Il m’a fallu 50 ans pour m’apercevoir que cela n’était pas commun.
Chaque époque possède ses challenges. Longtemps, ce qui m’a hanté, c’est ma deuxième place en descente à Kitzbühel en 1968. Cela m’a rendu malade. Comme quoi l’esprit se focalise parfois sur des anecdotes.
La saison 1967 est posée dans mon histoire sportive entre les Championnats du Monde de Portillo en 66 et les Jeux Olympiques de 1968. Elle fait face aux objectifs d’une journée, les fameuses « courses du jour J ». Ce sont, pour moi, des exploits qui vivent bien les uns à côté des autres et se complètent.
Finalement, 1968 à Grenoble, c’était assez « simple »… Il y avait trois courses, dans un laps de temps déterminé, à une date connue bien à l’avance, avec un objectif finalement assez clair.
1967, c’est une construction plus compliquée, plus élaborée…
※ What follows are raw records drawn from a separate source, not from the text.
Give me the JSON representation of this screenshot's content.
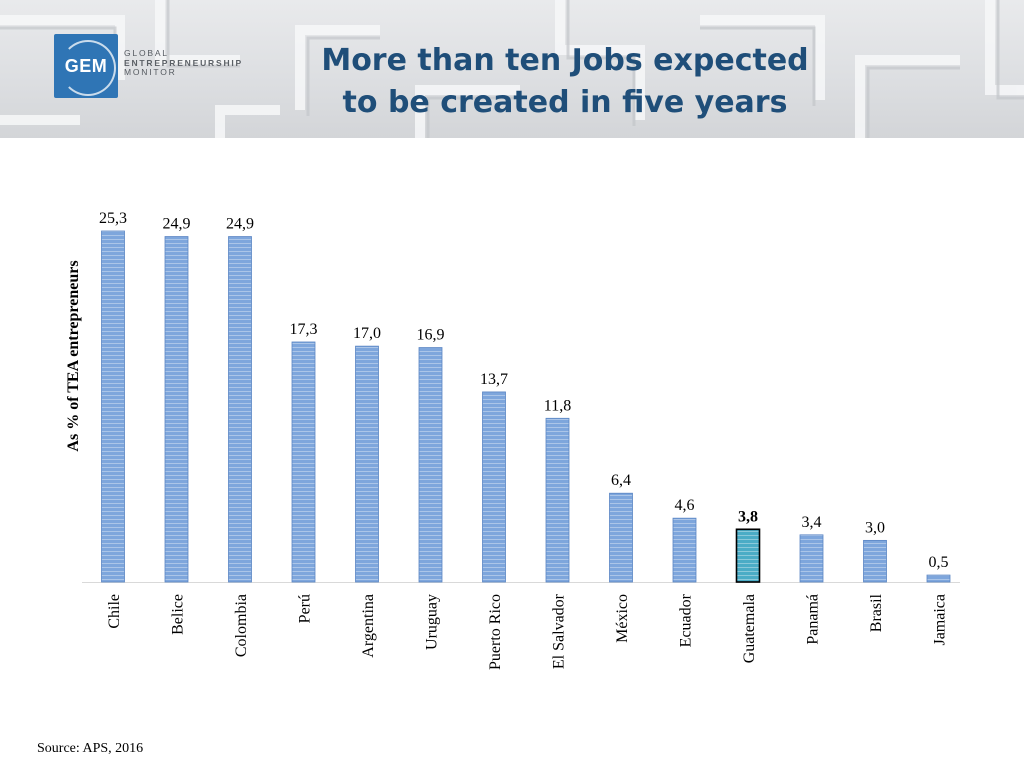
{
  "header": {
    "logo_text": "GEM",
    "logo_words": [
      "GLOBAL",
      "ENTREPRENEURSHIP",
      "MONITOR"
    ],
    "title_lines": [
      "More than ten Jobs expected",
      "to be created in five years"
    ]
  },
  "colors": {
    "bar": "#7ea6dc",
    "bar_edge": "#5b86c4",
    "highlight_bar": "#4bacc6",
    "highlight_edge": "#000000",
    "title": "#1f4e79",
    "logo": "#2f75b5"
  },
  "chart_data": {
    "type": "bar",
    "categories": [
      "Chile",
      "Belice",
      "Colombia",
      "Perú",
      "Argentina",
      "Uruguay",
      "Puerto Rico",
      "El Salvador",
      "México",
      "Ecuador",
      "Guatemala",
      "Panamá",
      "Brasil",
      "Jamaica"
    ],
    "values": [
      25.3,
      24.9,
      24.9,
      17.3,
      17.0,
      16.9,
      13.7,
      11.8,
      6.4,
      4.6,
      3.8,
      3.4,
      3.0,
      0.5
    ],
    "labels": [
      "25,3",
      "24,9",
      "24,9",
      "17,3",
      "17,0",
      "16,9",
      "13,7",
      "11,8",
      "6,4",
      "4,6",
      "3,8",
      "3,4",
      "3,0",
      "0,5"
    ],
    "highlight": "Guatemala",
    "ylabel": "As % of TEA entrepreneurs",
    "xlabel": "",
    "title": "",
    "ylim": [
      0,
      25.3
    ],
    "grid": false,
    "legend": "none"
  },
  "source": "Source: APS, 2016"
}
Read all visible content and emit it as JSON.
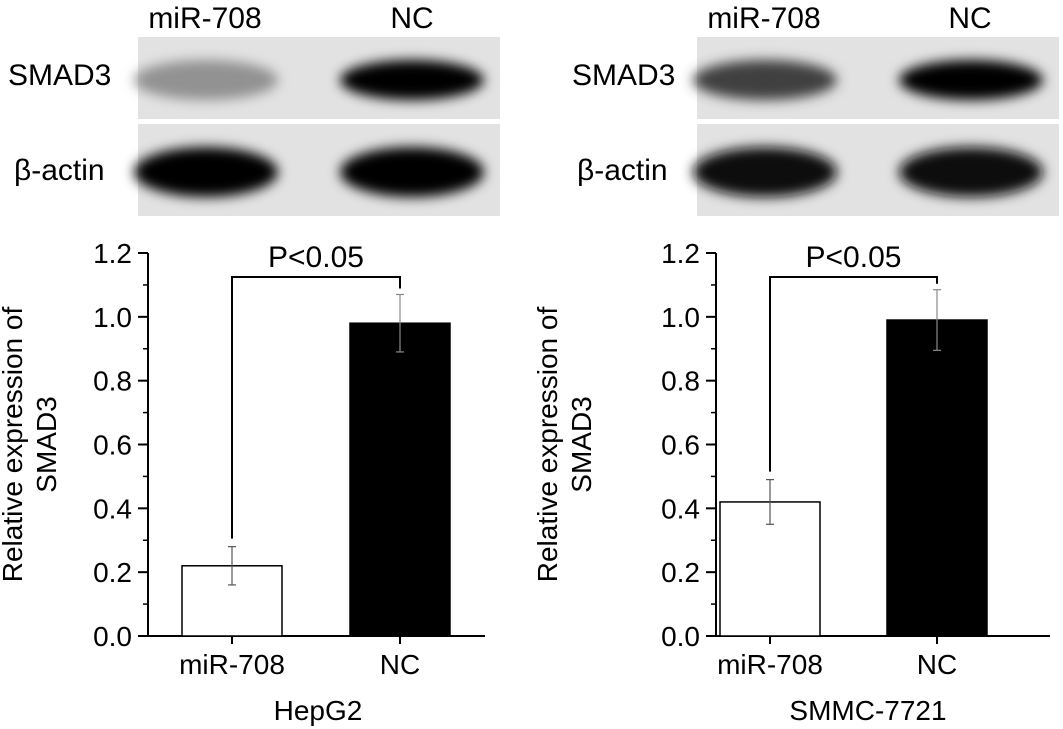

Les comparer, c’est comparer un sprint et un marathon.
A l’été 67, je suis passé à autre chose assez vite. J’avais une passion immodérée du sport automobile. La Targa Florio, Monza, les 24 Heures du Mans, le Nurbürgring au volant de Porsche ou d’Alpine. C’était bien de vivre d’autres moments, d’autres sensations, d’autres défis.
Aujourd’hui, c’est en me replongeant avec plaisir 50 ans après à la demande de Skiing History dans cette saison incroyable que je me rends compte que ce n’était pas si mal. Thank you, guys !
Yves Perret, qui dirige une agence de médias sportifs à Grenoble, est l'ancien rédacteur sportif du journal Dauphiné Libéré et rédacteur en chef de Ski Chrono.